Adriano afirma que isso passa por criar um ambiente acolhedor e promover o engajamento de todos os estudantes. “A inclusão não se limita à adaptação de materiais, mas envolve um olhar atento para a promoção da equidade e o fortalecimento da autonomia dos estudantes no processo educativo. A prática pedagógica deve ser constantemente revisada e ajustada com base no acompanhamento do progresso da turma, garantindo que cada estudante encontre, na escola, um espaço de aprendizagem significativo e acessível”, comenta o professor.
“ A verdadeira inclusão ocorre quando são respeitadas as singularidades de cada estudante, garantindo que todos tenham a oportunidade de aprender e se desenvolver plenamente. ”
— Adriano Teixeira, doutor em Informática na Educação, professor universitário e secretário de Educação de Passo Fundo (RS)
Rosimar acrescenta que os docentes devem assumir o papel de “adulto da relação” e garantir que os estudantes não fomentem práticas discriminatórias.

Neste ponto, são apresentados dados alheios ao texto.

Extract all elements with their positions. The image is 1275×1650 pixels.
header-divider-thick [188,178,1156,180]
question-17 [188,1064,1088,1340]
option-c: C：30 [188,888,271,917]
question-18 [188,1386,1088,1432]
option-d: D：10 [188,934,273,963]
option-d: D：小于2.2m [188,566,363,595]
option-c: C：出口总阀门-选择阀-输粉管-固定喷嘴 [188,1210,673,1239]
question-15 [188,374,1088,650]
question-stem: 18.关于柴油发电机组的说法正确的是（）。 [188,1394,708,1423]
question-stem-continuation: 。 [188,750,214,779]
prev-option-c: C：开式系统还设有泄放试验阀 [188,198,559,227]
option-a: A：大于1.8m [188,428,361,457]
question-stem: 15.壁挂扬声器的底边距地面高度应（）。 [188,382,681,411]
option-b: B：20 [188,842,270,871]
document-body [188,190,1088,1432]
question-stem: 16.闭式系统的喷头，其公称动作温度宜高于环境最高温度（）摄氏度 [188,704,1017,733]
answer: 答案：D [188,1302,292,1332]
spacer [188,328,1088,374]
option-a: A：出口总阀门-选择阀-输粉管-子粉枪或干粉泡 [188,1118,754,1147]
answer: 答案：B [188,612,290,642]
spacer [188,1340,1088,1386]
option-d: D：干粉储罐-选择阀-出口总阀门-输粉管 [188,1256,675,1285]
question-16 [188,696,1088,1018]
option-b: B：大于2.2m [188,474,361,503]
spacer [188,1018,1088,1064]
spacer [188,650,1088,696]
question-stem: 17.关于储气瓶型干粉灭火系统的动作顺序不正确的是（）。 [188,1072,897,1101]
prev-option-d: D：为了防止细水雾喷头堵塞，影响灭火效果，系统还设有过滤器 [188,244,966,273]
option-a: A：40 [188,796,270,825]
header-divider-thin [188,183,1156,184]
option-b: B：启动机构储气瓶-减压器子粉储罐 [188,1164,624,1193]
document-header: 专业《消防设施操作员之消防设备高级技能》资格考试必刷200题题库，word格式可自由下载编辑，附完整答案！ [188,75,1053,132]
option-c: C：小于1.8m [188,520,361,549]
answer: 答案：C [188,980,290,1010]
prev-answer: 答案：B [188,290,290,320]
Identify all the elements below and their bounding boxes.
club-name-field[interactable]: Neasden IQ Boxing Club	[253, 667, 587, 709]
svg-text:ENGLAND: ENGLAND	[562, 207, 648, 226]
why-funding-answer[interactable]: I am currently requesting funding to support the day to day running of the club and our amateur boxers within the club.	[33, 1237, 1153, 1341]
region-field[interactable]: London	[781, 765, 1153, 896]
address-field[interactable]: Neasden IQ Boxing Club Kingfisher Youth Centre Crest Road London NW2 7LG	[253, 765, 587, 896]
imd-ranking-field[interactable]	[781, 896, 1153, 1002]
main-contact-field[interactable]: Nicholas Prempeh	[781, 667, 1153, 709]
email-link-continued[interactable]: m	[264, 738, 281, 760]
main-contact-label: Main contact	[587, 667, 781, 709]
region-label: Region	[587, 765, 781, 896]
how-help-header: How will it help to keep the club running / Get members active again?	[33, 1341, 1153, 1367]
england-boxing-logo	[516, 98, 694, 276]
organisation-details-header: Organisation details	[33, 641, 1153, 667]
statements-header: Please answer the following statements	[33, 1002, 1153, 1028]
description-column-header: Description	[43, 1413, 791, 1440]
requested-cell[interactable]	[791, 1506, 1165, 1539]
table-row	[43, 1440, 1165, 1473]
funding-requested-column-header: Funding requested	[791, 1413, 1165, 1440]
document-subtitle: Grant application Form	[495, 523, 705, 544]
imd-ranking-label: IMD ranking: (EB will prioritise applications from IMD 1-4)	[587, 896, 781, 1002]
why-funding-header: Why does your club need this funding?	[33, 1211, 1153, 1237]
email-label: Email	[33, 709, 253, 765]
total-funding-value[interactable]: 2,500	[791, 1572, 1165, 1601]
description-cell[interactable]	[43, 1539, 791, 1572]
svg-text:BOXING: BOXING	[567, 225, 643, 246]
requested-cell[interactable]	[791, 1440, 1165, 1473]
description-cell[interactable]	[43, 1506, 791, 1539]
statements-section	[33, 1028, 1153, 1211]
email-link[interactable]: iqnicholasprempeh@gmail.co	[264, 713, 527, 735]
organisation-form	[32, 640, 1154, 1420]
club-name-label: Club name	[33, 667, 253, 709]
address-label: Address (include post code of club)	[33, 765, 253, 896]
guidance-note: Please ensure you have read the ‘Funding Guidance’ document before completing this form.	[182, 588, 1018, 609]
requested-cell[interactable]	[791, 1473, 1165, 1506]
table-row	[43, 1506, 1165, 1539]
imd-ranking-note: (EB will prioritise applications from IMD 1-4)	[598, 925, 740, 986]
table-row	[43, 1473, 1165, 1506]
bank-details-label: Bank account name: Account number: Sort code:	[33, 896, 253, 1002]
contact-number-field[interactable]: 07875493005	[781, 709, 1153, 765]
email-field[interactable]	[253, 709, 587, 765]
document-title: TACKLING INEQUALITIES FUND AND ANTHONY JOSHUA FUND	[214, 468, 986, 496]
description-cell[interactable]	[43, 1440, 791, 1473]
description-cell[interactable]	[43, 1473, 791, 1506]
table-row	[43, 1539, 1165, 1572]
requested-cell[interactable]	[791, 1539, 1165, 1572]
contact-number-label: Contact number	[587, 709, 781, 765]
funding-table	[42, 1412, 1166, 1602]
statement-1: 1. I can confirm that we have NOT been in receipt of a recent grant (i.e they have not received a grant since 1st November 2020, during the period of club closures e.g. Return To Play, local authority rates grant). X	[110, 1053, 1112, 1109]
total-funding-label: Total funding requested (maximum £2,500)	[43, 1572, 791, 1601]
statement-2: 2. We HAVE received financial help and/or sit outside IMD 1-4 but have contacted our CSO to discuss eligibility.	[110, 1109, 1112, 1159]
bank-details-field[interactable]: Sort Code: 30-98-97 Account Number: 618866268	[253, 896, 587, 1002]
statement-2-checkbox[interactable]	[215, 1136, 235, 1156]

Além disso, é essencial que eles garantam que as ferramentas tecnológicas inclusivas selecionadas no planejamento sejam usadas de forma ética.
Nathália reforça que é essencial que a educação inclusiva garanta uma vivência e aprendizagem comunitárias. “Aprender é uma experiência relacional. Todo recurso, estratégia e serviço inseridos na cena escolar devem servir tanto para atender às especificidades dos estudantes quanto para promover seu acesso ao comum na escola: ao currículo comum, aos espaços comuns, às experiências de encontro com os seus pares, e à experiência de usufruir do lugar social de estudante, sem precisar diluir sua singularidade”.